WeWon'tWork?
Wow. The once high flying unicorn is warning that it may not survive. The company never lived up to the hype...and the Covid-19 pandemic changed the way white collar Americans do their jobs.
Much has been written and shown about the collapse of WeWork. There was a great book co-authored by my former CNN colleague Maureen Farrell as well as an Apple TV+ series with Jared Leto and Anne Hathaway as Adam and Rebekah Neumann…not to mention a Hulu documentary as well. Still, it is stunning to see just how much worse things have gotten for WeWork.
WeWork’s latest “earnings” report really demonstrates just how much of a financial disaster it has become.
Put aside the wackiness of the Neumanns and the fact that they somehow convinced/duped investors into thinking that the company could be worth as much as $47 billion at one point. What is really mindboggling is that WeWork, which had to shelve plans for a traditional IPO and then went public in late 2021 through a blank check SPAC merger, (talk about another once hot Wall Street trend turned financial disaster) is now worth only a little more than $100 million.
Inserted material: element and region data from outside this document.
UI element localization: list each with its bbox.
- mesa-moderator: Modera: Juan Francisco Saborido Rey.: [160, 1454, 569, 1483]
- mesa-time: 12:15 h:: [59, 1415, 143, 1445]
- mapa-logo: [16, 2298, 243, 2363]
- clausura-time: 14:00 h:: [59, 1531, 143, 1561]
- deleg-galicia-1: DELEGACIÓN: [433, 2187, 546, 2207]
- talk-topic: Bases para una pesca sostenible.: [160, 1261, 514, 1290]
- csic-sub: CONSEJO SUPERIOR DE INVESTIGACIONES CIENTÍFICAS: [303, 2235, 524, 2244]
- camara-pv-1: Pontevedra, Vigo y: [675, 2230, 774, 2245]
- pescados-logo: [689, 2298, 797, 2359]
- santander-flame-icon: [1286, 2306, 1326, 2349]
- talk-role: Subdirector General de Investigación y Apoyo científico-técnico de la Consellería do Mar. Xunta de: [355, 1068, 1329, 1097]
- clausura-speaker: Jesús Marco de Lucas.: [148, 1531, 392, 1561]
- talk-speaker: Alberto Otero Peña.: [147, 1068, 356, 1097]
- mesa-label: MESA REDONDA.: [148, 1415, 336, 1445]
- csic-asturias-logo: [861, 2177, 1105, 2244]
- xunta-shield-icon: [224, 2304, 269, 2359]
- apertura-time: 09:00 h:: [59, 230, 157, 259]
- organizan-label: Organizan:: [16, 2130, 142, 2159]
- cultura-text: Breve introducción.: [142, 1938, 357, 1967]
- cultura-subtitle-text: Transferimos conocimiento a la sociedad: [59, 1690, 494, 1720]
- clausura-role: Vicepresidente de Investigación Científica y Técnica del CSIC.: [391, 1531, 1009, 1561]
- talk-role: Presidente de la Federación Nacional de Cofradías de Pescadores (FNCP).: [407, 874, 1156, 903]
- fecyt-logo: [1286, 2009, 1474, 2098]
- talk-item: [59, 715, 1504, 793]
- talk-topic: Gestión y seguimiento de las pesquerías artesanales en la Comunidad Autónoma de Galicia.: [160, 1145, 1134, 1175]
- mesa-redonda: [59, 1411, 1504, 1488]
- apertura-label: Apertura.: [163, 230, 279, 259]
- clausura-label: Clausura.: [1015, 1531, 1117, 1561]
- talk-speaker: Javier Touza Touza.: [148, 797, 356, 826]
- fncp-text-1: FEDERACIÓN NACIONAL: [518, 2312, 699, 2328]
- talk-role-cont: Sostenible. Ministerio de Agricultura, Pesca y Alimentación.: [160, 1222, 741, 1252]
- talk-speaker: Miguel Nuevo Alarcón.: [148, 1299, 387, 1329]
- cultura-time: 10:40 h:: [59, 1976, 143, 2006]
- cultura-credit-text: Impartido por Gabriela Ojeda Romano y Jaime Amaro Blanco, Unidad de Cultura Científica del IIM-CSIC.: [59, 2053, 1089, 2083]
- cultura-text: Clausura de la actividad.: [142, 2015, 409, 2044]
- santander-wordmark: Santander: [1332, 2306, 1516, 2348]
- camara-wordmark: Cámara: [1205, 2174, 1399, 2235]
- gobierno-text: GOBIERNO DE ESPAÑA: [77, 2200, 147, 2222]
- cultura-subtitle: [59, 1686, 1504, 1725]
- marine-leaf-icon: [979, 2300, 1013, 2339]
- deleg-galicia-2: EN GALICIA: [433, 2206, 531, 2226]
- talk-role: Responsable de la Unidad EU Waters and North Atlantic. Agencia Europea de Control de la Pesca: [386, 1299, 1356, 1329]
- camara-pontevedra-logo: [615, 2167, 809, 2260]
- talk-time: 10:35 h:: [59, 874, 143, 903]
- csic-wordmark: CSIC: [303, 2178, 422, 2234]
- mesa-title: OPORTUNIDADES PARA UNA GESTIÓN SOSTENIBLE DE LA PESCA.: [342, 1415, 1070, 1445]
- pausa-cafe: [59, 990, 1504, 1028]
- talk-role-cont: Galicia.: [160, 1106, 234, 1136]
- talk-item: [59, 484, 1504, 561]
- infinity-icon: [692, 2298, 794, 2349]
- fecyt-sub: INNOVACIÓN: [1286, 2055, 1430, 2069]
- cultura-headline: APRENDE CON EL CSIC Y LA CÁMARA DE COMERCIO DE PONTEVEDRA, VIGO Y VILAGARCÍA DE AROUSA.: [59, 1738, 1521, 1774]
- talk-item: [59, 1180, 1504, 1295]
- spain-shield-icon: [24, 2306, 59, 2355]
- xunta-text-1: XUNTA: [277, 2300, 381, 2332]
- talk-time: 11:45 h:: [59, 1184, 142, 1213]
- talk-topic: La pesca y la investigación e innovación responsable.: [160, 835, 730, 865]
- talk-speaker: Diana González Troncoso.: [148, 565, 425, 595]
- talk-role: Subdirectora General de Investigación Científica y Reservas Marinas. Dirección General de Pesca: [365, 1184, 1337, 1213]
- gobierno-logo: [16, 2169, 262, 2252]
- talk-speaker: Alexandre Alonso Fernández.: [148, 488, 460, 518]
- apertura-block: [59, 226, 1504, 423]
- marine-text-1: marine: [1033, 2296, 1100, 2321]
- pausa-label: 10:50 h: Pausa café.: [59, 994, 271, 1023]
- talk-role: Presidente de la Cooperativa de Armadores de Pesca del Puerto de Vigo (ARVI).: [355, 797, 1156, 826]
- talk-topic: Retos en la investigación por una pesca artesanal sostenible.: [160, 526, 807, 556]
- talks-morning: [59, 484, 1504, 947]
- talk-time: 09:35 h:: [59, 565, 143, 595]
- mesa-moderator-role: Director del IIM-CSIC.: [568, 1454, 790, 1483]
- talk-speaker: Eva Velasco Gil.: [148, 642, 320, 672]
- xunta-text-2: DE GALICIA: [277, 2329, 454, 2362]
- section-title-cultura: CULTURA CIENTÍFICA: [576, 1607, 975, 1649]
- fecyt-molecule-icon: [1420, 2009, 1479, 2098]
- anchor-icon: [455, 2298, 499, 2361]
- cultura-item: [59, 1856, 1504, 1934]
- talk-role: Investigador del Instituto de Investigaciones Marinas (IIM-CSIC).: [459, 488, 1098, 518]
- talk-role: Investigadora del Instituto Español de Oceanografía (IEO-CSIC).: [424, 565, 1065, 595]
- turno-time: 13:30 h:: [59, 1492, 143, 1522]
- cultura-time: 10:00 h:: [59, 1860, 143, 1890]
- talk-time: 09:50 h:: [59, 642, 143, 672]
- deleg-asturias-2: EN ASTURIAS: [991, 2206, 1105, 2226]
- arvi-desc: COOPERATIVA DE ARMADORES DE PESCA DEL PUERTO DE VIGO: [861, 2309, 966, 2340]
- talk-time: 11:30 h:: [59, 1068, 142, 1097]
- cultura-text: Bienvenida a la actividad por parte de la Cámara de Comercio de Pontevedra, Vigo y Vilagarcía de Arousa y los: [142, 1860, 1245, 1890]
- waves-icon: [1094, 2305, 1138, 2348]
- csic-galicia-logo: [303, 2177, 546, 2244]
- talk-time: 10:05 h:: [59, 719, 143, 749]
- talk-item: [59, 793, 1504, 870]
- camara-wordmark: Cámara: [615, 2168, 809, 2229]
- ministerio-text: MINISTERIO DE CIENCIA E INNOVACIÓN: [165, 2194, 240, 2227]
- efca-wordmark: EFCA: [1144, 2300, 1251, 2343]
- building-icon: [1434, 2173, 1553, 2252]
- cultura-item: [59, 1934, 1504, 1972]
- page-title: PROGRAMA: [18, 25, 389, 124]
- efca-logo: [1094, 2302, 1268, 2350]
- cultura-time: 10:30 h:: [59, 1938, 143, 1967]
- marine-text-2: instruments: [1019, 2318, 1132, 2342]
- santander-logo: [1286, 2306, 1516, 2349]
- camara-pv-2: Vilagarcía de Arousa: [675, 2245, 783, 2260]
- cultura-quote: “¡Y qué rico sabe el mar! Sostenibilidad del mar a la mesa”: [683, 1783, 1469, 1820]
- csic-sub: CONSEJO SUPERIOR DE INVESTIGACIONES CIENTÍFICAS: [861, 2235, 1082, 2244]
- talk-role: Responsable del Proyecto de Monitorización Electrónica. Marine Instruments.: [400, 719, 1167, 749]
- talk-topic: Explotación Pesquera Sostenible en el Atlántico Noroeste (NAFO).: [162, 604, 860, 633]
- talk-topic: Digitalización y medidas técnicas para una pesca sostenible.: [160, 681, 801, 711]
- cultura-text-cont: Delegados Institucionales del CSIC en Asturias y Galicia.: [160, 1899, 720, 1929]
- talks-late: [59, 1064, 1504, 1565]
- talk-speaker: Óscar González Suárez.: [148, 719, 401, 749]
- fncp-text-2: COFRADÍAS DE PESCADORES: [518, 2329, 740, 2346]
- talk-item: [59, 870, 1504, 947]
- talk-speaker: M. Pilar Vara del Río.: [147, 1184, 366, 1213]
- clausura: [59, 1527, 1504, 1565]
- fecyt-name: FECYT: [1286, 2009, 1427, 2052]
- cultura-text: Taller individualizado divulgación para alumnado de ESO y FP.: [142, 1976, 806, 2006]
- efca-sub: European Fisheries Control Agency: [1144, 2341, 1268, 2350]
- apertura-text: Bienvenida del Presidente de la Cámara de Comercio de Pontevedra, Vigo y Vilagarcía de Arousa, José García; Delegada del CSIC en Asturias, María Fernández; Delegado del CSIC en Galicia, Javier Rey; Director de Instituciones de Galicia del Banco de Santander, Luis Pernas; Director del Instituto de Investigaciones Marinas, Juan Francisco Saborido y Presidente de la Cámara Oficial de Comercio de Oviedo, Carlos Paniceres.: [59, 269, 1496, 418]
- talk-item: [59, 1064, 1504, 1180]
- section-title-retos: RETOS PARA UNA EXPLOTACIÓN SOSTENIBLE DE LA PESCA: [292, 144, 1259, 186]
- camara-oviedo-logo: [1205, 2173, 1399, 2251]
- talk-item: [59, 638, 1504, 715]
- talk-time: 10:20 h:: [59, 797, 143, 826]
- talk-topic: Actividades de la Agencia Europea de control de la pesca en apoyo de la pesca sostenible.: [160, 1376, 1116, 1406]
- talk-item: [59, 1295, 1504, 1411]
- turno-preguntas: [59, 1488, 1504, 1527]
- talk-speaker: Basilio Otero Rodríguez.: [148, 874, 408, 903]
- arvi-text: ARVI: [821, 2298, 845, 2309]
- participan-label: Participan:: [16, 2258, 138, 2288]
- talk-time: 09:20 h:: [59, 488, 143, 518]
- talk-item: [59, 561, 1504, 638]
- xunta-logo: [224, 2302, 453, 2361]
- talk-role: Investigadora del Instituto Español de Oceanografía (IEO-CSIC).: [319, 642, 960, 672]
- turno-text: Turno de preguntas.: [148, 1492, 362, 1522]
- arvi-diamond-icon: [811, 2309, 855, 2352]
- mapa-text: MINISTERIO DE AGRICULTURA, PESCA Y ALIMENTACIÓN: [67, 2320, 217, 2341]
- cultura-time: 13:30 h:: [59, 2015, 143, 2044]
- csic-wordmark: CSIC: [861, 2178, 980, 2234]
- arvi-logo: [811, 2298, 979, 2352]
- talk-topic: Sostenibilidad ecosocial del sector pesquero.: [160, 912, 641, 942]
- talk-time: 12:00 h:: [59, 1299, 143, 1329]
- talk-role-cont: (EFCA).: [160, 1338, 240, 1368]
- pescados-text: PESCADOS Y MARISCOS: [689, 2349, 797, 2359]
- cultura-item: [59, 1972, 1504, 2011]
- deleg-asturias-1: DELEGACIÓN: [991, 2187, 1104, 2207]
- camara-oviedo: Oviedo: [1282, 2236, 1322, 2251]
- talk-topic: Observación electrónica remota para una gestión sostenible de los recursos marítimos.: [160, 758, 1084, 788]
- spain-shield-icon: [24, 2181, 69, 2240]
WeWork said in Tuesday’s second quarter results that not only is it continuing to bleed red ink (it reported a net loss of nearly $400 million) but that “substantial doubt exists about the Company’s ability to continue as a going concern” due to its high debt load and continued member churn.
The biggest problem that WeWork faces (which nobody saw coming back in the glory startups days before the pandemic) is that the future of the office is highly uncertain. Commercial real estate owners in numerous big cities are grappling with how to fill tons of vacant square footage now that many white collar workers have discovered that they can do their work remotely several days a week…if they even ever need to go into the office at all.
Sure, there are some hardliners like Elon Musk out there who demand that people return to the office instead of working from home. But many Americans who primarily do their job with a laptop and smartphone are calling Musk’s bluff. Plenty of other companies are still willing to let talented people work from wherever they want, at least part of the time.
That’s why WeWork is now a stock that trades for just about 14 CENTS a share. WeWork plunged 35% Wednesday on the going concern news. Yes, you can blame a lot of WeWork’s financial woes on the new age goofiness of Adam Neumann. But the biggest problem for WeWork is that we don’t work the same way as we did before Covid-19. And we may never will. Companies don’t need to rent pricey co-working spaces when people are content to stay in their home office and Zoom the day away.